Le Palais impérial, construit à l’emplacement de l’ancien château d’Edo, ancien nom de Tōkyō, qui fut la résidence des shōgun Tokugawa, est un complexe qui garde son passé de château fort avec ses vestiges de fortifications et surtout ses douves isolant la famille impériale du reste de la ville. Seuls les jardins de l’Est sont ouverts au public. L’intérieur du Kōkyo n’est ouvert que deux jours dans l’année : le jour anniversaire de l’empereur, actuellement le 23 décembre, et le 2 janvier pour le jour de l’An. A noter dès à présent qu’à partir du 1er mai 2019, la date anniversaire de l’empereur changera puisque Naruhito, le fils de l’actuel empereur Akihito, né le 23/02/1960, succèdera à son père.
L’enceinte du palais impérial compte différents sanctuaires afin que l’Empereur y célèbre chaque année une vingtaine de cérémonies. Le Tennō dispose ainsi de trois sanctuaires du nom de 宮中三殿 Kyūchū sanden comprenant le shin-den, le kashiko-dokoro et le korei-den.

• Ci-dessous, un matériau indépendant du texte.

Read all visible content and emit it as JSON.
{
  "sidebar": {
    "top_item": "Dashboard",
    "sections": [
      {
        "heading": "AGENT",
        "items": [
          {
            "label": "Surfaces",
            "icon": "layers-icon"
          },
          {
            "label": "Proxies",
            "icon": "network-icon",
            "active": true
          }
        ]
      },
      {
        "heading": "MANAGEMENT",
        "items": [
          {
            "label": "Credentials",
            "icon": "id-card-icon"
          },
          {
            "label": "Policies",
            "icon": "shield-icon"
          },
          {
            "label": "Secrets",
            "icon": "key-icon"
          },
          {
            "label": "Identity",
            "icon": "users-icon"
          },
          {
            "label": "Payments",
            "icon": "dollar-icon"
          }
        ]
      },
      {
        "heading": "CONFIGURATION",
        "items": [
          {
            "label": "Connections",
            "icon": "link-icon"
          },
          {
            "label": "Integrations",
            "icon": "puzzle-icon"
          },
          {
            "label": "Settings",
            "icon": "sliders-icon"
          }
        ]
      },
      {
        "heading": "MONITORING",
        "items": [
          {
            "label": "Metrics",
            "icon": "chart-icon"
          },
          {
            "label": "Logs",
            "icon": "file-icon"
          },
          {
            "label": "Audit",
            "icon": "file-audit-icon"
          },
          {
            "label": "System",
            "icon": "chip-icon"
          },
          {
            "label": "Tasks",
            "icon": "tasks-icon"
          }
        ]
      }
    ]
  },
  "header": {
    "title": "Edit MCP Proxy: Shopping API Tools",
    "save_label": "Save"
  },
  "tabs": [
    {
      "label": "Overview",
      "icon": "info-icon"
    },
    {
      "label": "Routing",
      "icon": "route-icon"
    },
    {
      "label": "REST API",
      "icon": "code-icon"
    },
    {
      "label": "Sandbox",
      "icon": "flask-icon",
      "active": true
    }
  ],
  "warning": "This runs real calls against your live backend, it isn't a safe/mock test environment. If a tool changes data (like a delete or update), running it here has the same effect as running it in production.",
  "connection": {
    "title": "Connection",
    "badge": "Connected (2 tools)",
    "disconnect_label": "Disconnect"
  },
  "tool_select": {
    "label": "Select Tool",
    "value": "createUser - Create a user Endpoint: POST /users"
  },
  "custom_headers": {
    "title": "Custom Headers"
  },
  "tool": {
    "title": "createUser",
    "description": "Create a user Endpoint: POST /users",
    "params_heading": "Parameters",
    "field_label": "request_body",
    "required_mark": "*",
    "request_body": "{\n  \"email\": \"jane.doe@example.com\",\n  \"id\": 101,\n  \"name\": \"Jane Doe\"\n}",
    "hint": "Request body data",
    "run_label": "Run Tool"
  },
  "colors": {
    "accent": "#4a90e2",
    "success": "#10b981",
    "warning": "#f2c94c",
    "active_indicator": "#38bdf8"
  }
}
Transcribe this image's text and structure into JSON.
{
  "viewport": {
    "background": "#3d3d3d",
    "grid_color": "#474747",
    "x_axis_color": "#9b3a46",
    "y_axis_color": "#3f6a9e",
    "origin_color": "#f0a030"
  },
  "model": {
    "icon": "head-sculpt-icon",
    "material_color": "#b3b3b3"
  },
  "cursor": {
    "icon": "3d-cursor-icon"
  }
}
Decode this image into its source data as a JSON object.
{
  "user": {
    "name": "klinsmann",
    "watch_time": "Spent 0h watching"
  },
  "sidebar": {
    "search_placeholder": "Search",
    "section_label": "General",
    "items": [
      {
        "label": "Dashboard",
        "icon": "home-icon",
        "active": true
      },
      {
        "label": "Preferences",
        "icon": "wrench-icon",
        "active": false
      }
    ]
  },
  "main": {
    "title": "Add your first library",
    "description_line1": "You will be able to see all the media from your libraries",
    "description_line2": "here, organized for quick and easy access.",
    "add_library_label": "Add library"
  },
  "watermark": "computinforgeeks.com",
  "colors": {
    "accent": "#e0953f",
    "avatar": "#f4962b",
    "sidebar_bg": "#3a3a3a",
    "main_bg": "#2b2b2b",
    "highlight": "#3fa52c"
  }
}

- Shin-den ou culte des 8 musubi-kami
Dès le début de la dynastie impériale, un culte était donné aux 8 musubi-kami : Iku-musubi ou l’esprit de vie ; Tamatsume-musubi ou l’esprit de réalisation ; Taru-musubi ou l’esprit de plénitude ; Takami-musubi ou « Haut Créateur » ; Kami-musubi « Créateur divin » ; Kotoshironushi, un des fils de Ōkuninushi ; Miketsu-kami (ou Fudō) et Ōmiyanome, kami associé au culte de la déesse Inari et qui selon le Nijūni shaki, est un suijin, c’est-à-dire un kami associé à l’eau, élément important pour l’agriculture et la culture du riz. Deux autres kami interviennent avec elle dans ce domaine : Ukanomitama no mikoto, kami des céréales et Sarutahiko no mikami, jinushigami c’est-à-dire un protecteur des terres. A partir de 1901, l’empereur Meiji décida de ne plus honorer seulement les 8 musubi-kami mais d’étendre le culte dans le Shin-den à l’ensemble des kami, à savoir les 80 myriades de kami. Musubi est un concept shintō qui signifie « unir, combiner, attacher ou lier l’un à l’autre ». Étymologiquement, musu se traduit par créer, engendrer ou générer, quant au suffixe bi, il s’agit de la déformation phonétique du mot hi dont les sens peuvent être soleil, feu ou esprit. Les trois kami primordiaux avant le couple démiurge Izanagi et Izanami qui créèrent le « Pays des Huit Grandes Îles » à savoir le Japon, portent dans dans leur nom musubi. Nés du néant, ils permirent la création de la terre et de la vie. Musubi, est donc le concept de création et de croissance de la vie, de l’esprit hérité de ces kami primordiaux.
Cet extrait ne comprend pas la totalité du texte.